Pero también están los que reciben esas recompensas ya nombradas, ese “ok” a un proyecto que viene de atrás porque su último estreno les ha dado múltiples parabienes por parte de los espectadores y del gremio de la crítica y los académicos del cine. Estos profesionales aceptan encargos, ideas que no surgen de su mente sino que existen de otra forma (una novela, un guión ajeno, una obra de teatro, una sugerencia que da base a una historia). Aquí también se pueden hacer distinciones, ya que la oferta puede implicar que dicho cineasta coja esa noción y la haga suya –Alexander Payne adaptando junto a Jim Rash & Nat Faxon la novela de Kaui Hart Hemmings, que da como resultado la maravillosa Los descendientes (2011)– o que directamente se dirija un guión ajeno cuando hasta ese momento uno era su propio guionista –Isabel Coixet por Elegy (2008), adaptación de la novela de Philip Roth que firmó Nicholas Meyer–. Uno de los casos más curiosos de estas tendencias es el del director Darren Aronofsky, que tras el fracaso de La fuente de la vida (2006), rodada en 2004, aceptó dirigir El luchador (2008), cuyo éxito le permitió hacer un proyecto ajeno pero con el que llevaba comprometido desde 2000. Éste fue la maravillosa Cisne negro (2010), que llegó a los Óscar más importantes y que le permitió por segunda vez consecutiva producir su cinta más ambiciosa hasta le fecha: Noé (2014), co-escrita por él mismo y que tenía tantas ganas de llevar a la pantalla grande pero tan poca fe en que alguna vez eso pasaría que la sacó en formato cómic en 2011 y 2012.

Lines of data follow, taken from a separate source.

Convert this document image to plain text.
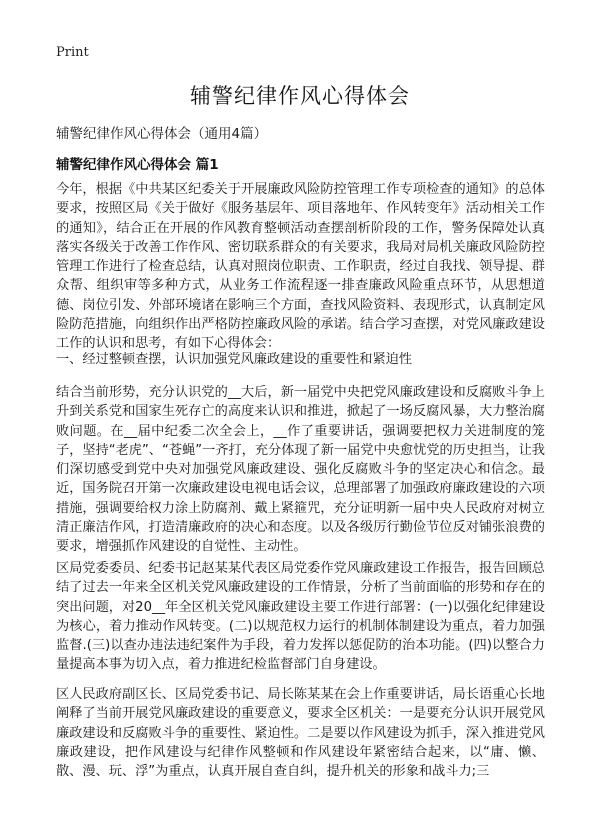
Print
辅警纪律作风心得体会
辅警纪律作风心得体会（通用4篇）
辅警纪律作风心得体会 篇1

今年，根据《中共某区纪委关于开展廉政风险防控管理工作专项检查的通知》的总体要求，按照区局《关于做好《服务基层年、项目落地年、作风转变年》活动相关工作的通知》，结合正在开展的作风教育整顿活动查摆剖析阶段的工作，警务保障处认真落实各级关于改善工作作风、密切联系群众的有关要求，我局对局机关廉政风险防控管理工作进行了检查总结，认真对照岗位职责、工作职责，经过自我找、领导提、群众帮、组织审等多种方式，从业务工作流程逐一排查廉政风险重点环节，从思想道德、岗位引发、外部环境诸在影响三个方面，查找风险资料、表现形式，认真制定风险防范措施，向组织作出严格防控廉政风险的承诺。结合学习查摆，对党风廉政建设工作的认识和思考，有如下心得体会：

一、经过整顿查摆，认识加强党风廉政建设的重要性和紧迫性

结合当前形势，充分认识党的__大后，新一届党中央把党风廉政建设和反腐败斗争上升到关系党和国家生死存亡的高度来认识和推进，掀起了一场反腐风暴，大力整治腐败问题。在__届中纪委二次全会上，__作了重要讲话，强调要把权力关进制度的笼子，坚持“老虎”、“苍蝇”一齐打，充分体现了新一届党中央愈忧党的历史担当，让我们深切感受到党中央对加强党风廉政建设、强化反腐败斗争的坚定决心和信念。最近，国务院召开第一次廉政建设电视电话会议，总理部署了加强政府廉政建设的六项措施，强调要给权力涂上防腐剂、戴上紧箍咒，充分证明新一届中央人民政府对树立清正廉洁作风，打造清廉政府的决心和态度。以及各级厉行勤俭节位反对铺张浪费的要求，增强抓作风建设的自觉性、主动性。

区局党委委员、纪委书记赵某某代表区局党委作党风廉政建设工作报告，报告回顾总结了过去一年来全区机关党风廉政建设的工作情景，分析了当前面临的形势和存在的突出问题，对20__年全区机关党风廉政建设主要工作进行部署：(一)以强化纪律建设为核心，着力推动作风转变。(二)以规范权力运行的机制体制建设为重点，着力加强监督.(三)以查办违法违纪案件为手段，着力发挥以惩促防的治本功能。(四)以整合力量提高本事为切入点，着力推进纪检监督部门自身建设。

区人民政府副区长、区局党委书记、局长陈某某在会上作重要讲话，局长语重心长地阐释了当前开展党风廉政建设的重要意义，要求全区机关：一是要充分认识开展党风廉政建设和反腐败斗争的重要性、紧迫性。二是要以作风建设为抓手，深入推进党风廉政建设，把作风建设与纪律作风整顿和作风建设年紧密结合起来，以“庸、懒、散、漫、玩、浮”为重点，认真开展自查自纠，提升机关的形象和战斗力;三
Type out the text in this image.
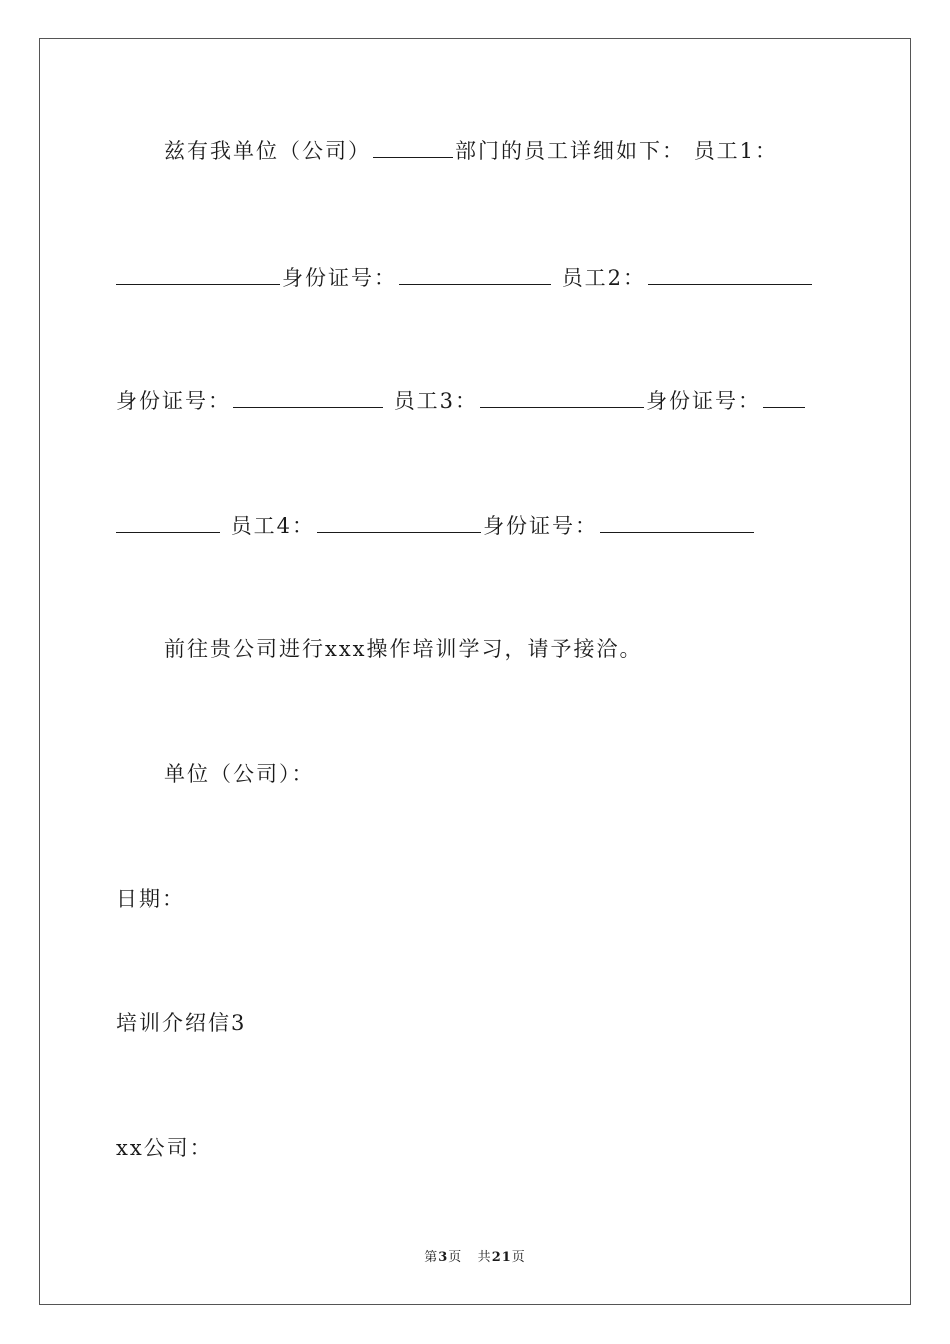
兹有我单位（公司）	部门的员工详细如下： 员工1：
身份证号：	员工2：
身份证号：	员工3：	身份证号：
员工4：	身份证号：
前往贵公司进行xxx操作培训学习，请予接洽。
单位（公司）：
日期：
培训介绍信3
xx公司：
第3页 共21页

Volvamos al caso de Payne para tomar un ejemplo clásico y con final feliz de esto. Tras siete años sin hacer cine, el hombre vuelve con Los descendientes, que consigue buenas cifras en taquilla y varios de los galardones más importantes del mundo del cine, incluido un Óscar para Payne como guionista, amén de nominaciones como Director y Mejor película del año. Menos de seis meses de subir a recoger ese premio, Alexander Payne anuncia su nuevo proyecto: Nebraska, un guión de Bob Nelson que llevaba casi una década queriendo hacer, sobre un anciano con síntomas de demencia al que le llega una estafa por correo, una estafa que la hace creer que se ha hecho rico, obligando a su hijo David a emprender un viaje para ir a cobrarlo. El argumento de entrada no grita “taquillazo”, pero es que además el hombre la quiere rodar en blanco y negro. Negativas constantes... hasta que Los descendientes triunfa en varios niveles. Nebraska se estrena en el Festival de Cannes de 2013, donde consigue el premio a Mejor actor para Bruce Dern, y amasa seis nominaciones a los Óscar, de nuevo incluyendo Director y Película.

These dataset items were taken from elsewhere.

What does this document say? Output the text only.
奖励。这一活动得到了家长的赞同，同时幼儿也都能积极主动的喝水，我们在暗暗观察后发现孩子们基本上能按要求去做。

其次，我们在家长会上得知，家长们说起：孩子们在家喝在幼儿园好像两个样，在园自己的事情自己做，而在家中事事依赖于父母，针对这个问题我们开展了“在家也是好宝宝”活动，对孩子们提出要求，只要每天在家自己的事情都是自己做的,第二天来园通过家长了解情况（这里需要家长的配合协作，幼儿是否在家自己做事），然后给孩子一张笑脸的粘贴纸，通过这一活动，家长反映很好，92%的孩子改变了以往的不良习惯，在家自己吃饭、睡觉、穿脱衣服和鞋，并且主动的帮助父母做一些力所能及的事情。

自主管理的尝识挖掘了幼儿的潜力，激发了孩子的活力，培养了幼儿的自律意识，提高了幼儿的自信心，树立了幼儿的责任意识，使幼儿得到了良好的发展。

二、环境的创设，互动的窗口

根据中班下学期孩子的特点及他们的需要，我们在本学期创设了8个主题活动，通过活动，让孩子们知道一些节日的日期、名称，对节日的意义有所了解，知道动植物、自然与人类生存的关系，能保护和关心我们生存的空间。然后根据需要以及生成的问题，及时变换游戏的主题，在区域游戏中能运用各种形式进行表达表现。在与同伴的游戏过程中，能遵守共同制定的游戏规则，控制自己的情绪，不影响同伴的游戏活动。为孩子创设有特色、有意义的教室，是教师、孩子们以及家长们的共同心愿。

Se podrían seguir dando ejemplos y más ejemplos hasta llenar varias páginas de texto, pero eso no es lo importante de este tema. Es la idea de que el mundo del cine funciona de esa forma, como una gigantesca casa de apuestas que combina valores seguros con apuestas suicidas. La comercialización del arte, la ruleta de la representación de los sentimientos y la masiva inversacíon para hacer saltar la banca de vez en cuando. Una pena, pero es así. La mejor parte es que cuando uno se sienta en la sala oscura del cine, o ante el sofá en casa, está sólo con la cinta que ha elegido, y todo esto ya no importa.